De Novo Glutamine Synthesis Importance for the Proliferation of Glioma Cells and Potentials for Its Detection With 13N-Ammonia

Purpose: The aim of this study was to investigate the role of de novo glutamine (Gln) synthesis in the proliferation of C6 glioma cells and its detection with 13N-ammonia. Methods: Chronic Gln-deprived C6 glioma (0.06C6) cells were established. The proliferation rates of C6 and 0.06C6 cells were measured under the conditions of Gln deprivation along with or without the addition of ammonia or glutamine synthetase (GS) inhibitor. 13N-ammonia uptake was assessed in C6 cells by gamma counting and in rats with C6 and 0.06C6 xenografts by micro–positron emission tomography (PET) scanning. The expression of GS in C6 cells and xenografts was assessed by Western blotting and immunohistochemistry, respectively. Results: The Gln-deprived C6 cells showed decreased proliferation ability but had a significant increase in GS expression.
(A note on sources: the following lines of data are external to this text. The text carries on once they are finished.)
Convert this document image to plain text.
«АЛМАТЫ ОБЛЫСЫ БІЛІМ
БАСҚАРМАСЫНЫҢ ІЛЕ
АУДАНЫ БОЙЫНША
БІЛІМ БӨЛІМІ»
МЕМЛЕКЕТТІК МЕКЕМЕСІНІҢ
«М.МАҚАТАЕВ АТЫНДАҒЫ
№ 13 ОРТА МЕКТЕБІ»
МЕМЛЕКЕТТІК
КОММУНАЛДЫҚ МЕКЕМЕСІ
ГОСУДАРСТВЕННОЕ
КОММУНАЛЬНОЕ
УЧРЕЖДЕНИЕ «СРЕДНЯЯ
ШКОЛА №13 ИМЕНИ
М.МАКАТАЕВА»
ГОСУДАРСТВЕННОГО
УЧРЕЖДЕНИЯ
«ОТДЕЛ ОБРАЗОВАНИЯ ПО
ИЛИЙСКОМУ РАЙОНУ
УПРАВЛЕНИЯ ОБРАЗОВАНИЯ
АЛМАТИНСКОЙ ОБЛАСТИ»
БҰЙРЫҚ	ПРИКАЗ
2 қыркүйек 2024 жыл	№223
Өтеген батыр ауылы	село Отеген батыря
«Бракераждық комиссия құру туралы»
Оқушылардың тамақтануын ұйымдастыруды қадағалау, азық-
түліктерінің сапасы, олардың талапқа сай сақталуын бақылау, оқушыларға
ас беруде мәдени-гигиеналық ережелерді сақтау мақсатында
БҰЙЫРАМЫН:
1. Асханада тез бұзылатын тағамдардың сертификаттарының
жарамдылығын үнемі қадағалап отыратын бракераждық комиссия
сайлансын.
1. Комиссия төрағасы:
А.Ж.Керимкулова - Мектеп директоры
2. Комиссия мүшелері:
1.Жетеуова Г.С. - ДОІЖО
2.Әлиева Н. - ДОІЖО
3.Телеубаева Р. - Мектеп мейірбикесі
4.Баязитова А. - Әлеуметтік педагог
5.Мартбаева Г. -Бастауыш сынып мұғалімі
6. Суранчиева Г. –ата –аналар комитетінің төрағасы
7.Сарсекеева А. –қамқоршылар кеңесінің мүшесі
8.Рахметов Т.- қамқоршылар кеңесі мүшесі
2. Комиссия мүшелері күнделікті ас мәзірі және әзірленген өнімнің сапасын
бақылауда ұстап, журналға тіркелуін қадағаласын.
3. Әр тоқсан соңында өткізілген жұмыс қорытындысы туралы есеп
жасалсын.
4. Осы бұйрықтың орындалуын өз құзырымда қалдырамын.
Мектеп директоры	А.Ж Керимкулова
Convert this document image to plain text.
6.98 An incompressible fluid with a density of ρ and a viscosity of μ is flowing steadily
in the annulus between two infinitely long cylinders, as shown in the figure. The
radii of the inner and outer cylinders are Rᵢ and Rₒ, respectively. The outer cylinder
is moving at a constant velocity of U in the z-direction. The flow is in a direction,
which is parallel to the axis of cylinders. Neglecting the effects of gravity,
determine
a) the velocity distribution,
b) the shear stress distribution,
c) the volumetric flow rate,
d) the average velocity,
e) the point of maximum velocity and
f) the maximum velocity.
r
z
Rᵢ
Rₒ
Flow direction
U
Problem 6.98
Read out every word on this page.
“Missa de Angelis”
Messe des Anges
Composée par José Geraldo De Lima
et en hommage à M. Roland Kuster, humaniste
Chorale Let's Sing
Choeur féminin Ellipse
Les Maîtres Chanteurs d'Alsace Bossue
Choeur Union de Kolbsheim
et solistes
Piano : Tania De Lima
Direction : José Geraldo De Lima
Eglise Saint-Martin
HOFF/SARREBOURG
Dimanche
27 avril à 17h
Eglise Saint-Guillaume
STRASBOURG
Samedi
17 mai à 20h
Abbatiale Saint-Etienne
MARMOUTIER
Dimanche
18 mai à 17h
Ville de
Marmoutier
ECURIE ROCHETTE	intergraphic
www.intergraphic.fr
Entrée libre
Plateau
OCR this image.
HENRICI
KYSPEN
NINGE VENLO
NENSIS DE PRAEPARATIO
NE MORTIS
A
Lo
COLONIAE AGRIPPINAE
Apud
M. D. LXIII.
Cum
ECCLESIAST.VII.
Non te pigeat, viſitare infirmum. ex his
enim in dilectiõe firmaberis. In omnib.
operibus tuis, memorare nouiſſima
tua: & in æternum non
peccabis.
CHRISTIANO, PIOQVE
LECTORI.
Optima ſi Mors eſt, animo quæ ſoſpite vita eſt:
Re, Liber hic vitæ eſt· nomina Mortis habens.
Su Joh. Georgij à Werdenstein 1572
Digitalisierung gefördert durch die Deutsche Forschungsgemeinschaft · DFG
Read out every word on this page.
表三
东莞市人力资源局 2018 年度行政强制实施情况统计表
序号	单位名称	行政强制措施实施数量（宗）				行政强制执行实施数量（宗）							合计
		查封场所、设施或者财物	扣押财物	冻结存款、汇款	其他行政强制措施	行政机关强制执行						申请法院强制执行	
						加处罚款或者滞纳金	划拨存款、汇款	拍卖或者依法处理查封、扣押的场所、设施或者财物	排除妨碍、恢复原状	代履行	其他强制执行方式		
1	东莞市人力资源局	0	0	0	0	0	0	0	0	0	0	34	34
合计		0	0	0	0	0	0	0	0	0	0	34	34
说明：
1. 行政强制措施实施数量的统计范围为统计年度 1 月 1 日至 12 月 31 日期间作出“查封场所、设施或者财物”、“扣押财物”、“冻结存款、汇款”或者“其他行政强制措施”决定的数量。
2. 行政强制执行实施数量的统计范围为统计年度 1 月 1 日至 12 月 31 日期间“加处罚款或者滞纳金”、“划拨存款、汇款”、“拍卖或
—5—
Furthermore, we found that low concentration of ammonia was sufficient to maintain the proliferation of Gln-deprived C6 cells, and 13N-ammonia uptake in C6 cells showed Gln-dependent decrease, whereas inhibition of GS markedly reduced the proliferation of C6 cells as well as the uptake of 13N-ammoina. Additionally, microPET/computed tomography exhibited that subcutaneous 0.06C6 xenografts had higher 13N-ammonia uptake and GS expression in contrast to C6 xenografts. Conclusion: De novo Gln synthesis through ammonia–glutamate reaction plays an important role in the proliferation of C6 cells. 13N-ammonia can be a potential metabolic PET tracer for Gln-dependent tumors.